Autor: Sebastián Castro Zapata*
La ciudad cerró. Él sabía que anochecía porque las sombras de la montaña se convertían en tropeles de luces amarillas. Aquella tarde no encontró palabras para ninguna de sus angustias, sentía un corte en el estómago cada vez que pasaba el tranvía; sus campanadas parecían las punzadas de una afilada cuchilla. Ayacucho ya no era suyo, ni de Santiago, ni de ninguno de ellos. Deseaba tirarse al río, fluir por el mismo caudal por el que lo hacen los pedazos de gente, los colchones, los microondas, los desechos de esta ciudad impregnada por el plomo. Lo deseaba, pero él solo era un imbécil, un cobarde.
Su madre le había cuestionado la decisión de irse a vivir al centro. Según ella, no estaba preparado, nadie lo está para las certezas. En aquellas calles nada vuelve a ser igual, incluso en tiempos apocalípticos.

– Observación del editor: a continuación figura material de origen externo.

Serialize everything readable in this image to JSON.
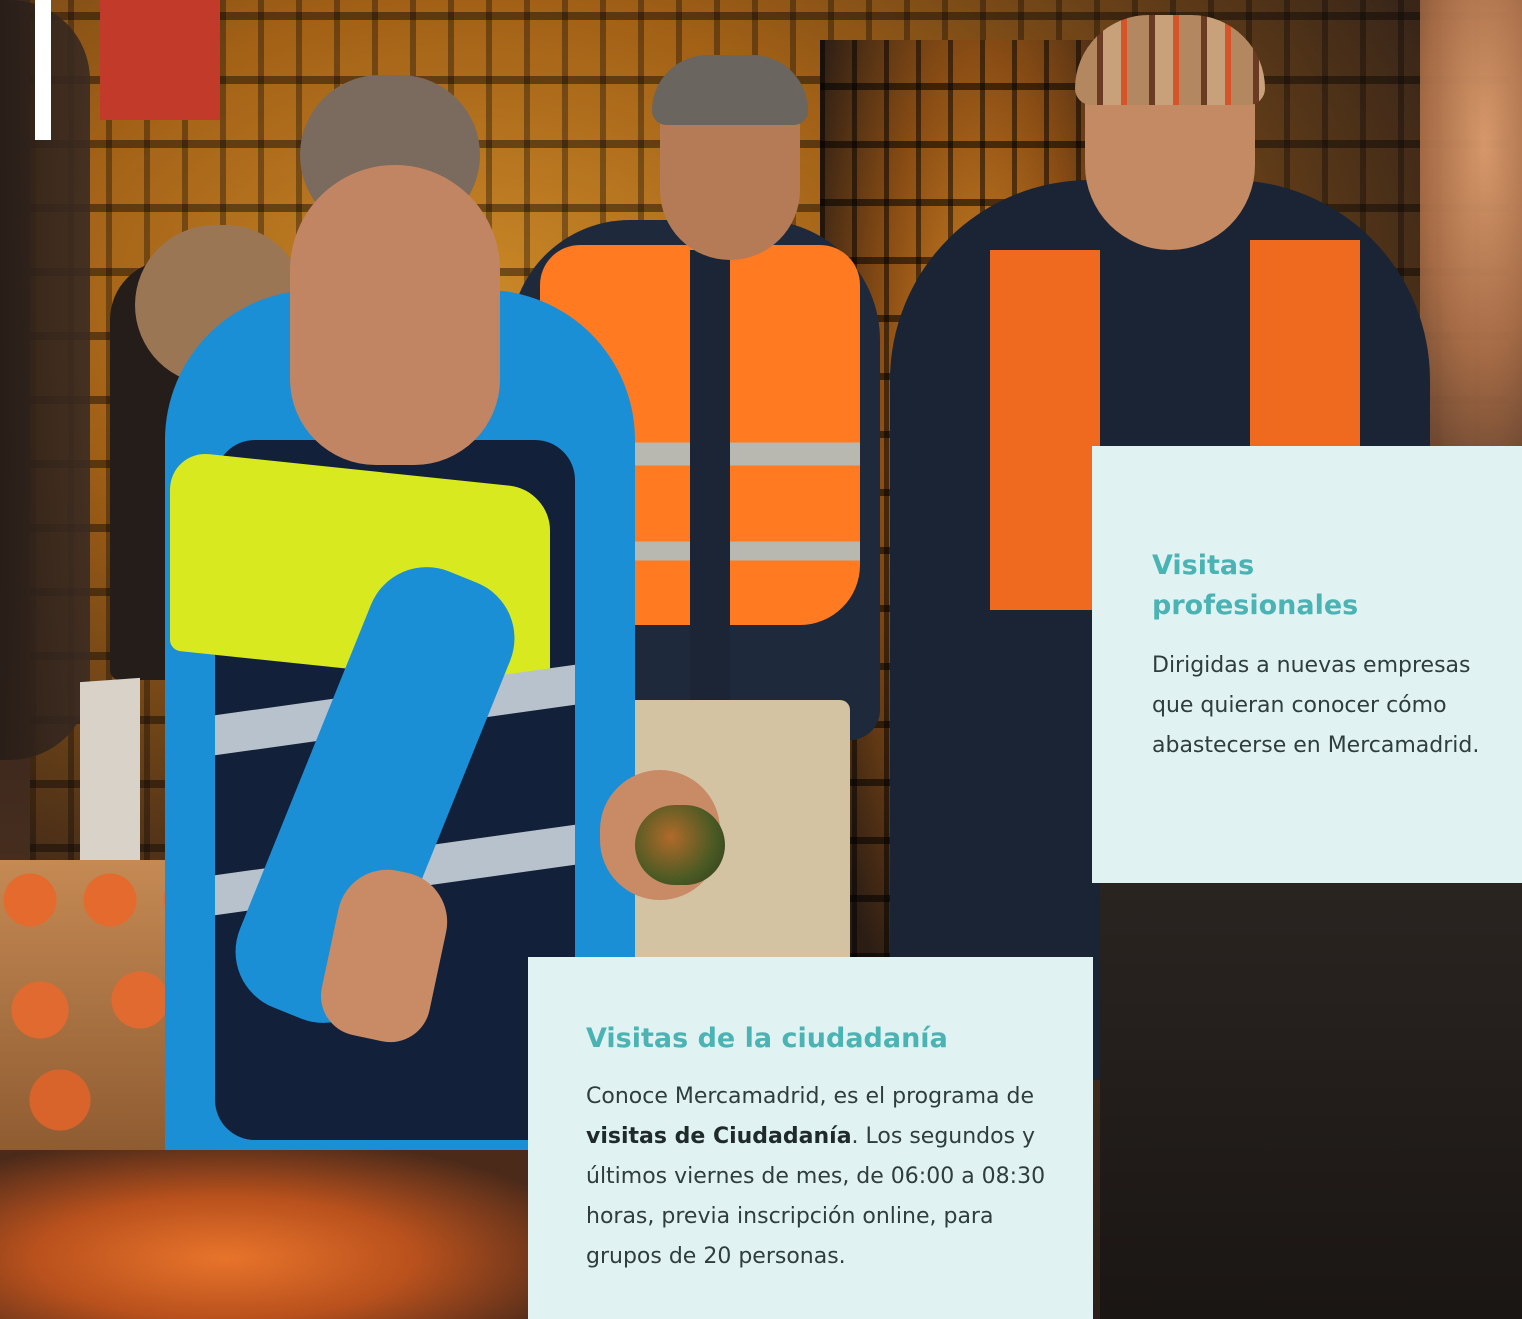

Él se descuidó, dejó de afeitarse, de comer, de bailar, de leer... El único hábito que se mantuvo intacto fue el duchazo con agua fría de las cinco y media de la tarde, hora en que las nubes se tiñen de naranja, instante en que la ciudad busca purificarse con un ruidoso amarillo.
Casi siempre lograba burlarse del tedio que produce un cosquilleo por el cuerpo después de que la piel trató de ser una sola con el pasar del agua fría. Esa tarde se vio derrotado, maldijo los boleros a todo taco del vecino y fue cerrando los ojos como si sus pestañas fuesen olas del mar chocando con una suave orilla. En el lienzo negro, en la frontera de la conciencia, notó unos destellos de colores como si su vida fuese a ser grabada por el lente de una cámara analógica.
Soñó cuando ya se creía muerto…
¿Desde cuándo la Avenida La Playa desemboca en el mar? Los vendedores de chontaduro clavan sus carritos en la arena; puedo verles los pies mientras Santiago me lleva calle abajo. Todo huele a sal. Un señor desde una esquina nos grita maricas, ¿o habrá dicho mariscos?
–Alguien movió el Coltejer—, le digo a Santiago con angustia. Él, sin expresar nada, me empuja a unapolisombra.
Todo se hace negro y siento como las puntas de la tela raspan mi piel. Después de unos instantes vuelven los colores y me ahogo en un verde flameante, verde polisombra. Al parecer el Coltejer nunca se movió y ahora un ciempiés camina por mi hombro. Busco a Santiago, pero solo encuentro sombras disolviéndose en la brisa. El bicho va bajando hacia mi torso, trato de aplastarlo con mi puño, pero una luz me enceguece y aparece un hombre desnudo, otro Sebastián que, ahora, me mira fijamente. ¿Santiago estará moviendo el Coltejer? Quizá está en la orilla de la avenida comiéndose un chontaduro. ¿Debo ser yo quién lo deba mover? La mirada fija de mi tocayo me aquieta.
Hay edificios que, por más fe que se tenga, no se pueden mover…
Despertó sin camisa en medio de su sala. No sabe cómo llegó ahí. Su pecho estaba pegajoso, sus vellos le molestaban, la garganta le ardía como si hubiese fumado toda una vida. Trato de recuperarse de letargo, prestándole atención al rugido del bus de Boston que, ya caída la noche, transporta a los trasnochados y a uno que otro espíritu perdido. Quería gritar, pero no encontró las fuerzas necesarias. Quería tirarse al río, pero recordó que era un cobarde. Quería llamar a Santiago. Quería hacerlo todo. Ignoraba su resignación, la valentía que lo hizo quedarse para siempre en la ciudad que hizo a su amado volar.
*Sebastián Castro Zapata (Envigado, Colombia; 2000). Escritor y, a veces, poeta. Estudiante de psicología de la Universidad Pontificia Bolivariana. En 2020, ganador de una mención de honor en el concurso "Echate un cuento" del periodico local Qhubo y participante el XV Festival Internacional Palabra en el mundo de la Casa Triade. Le gusta escuchar y el lulo con maracuyá.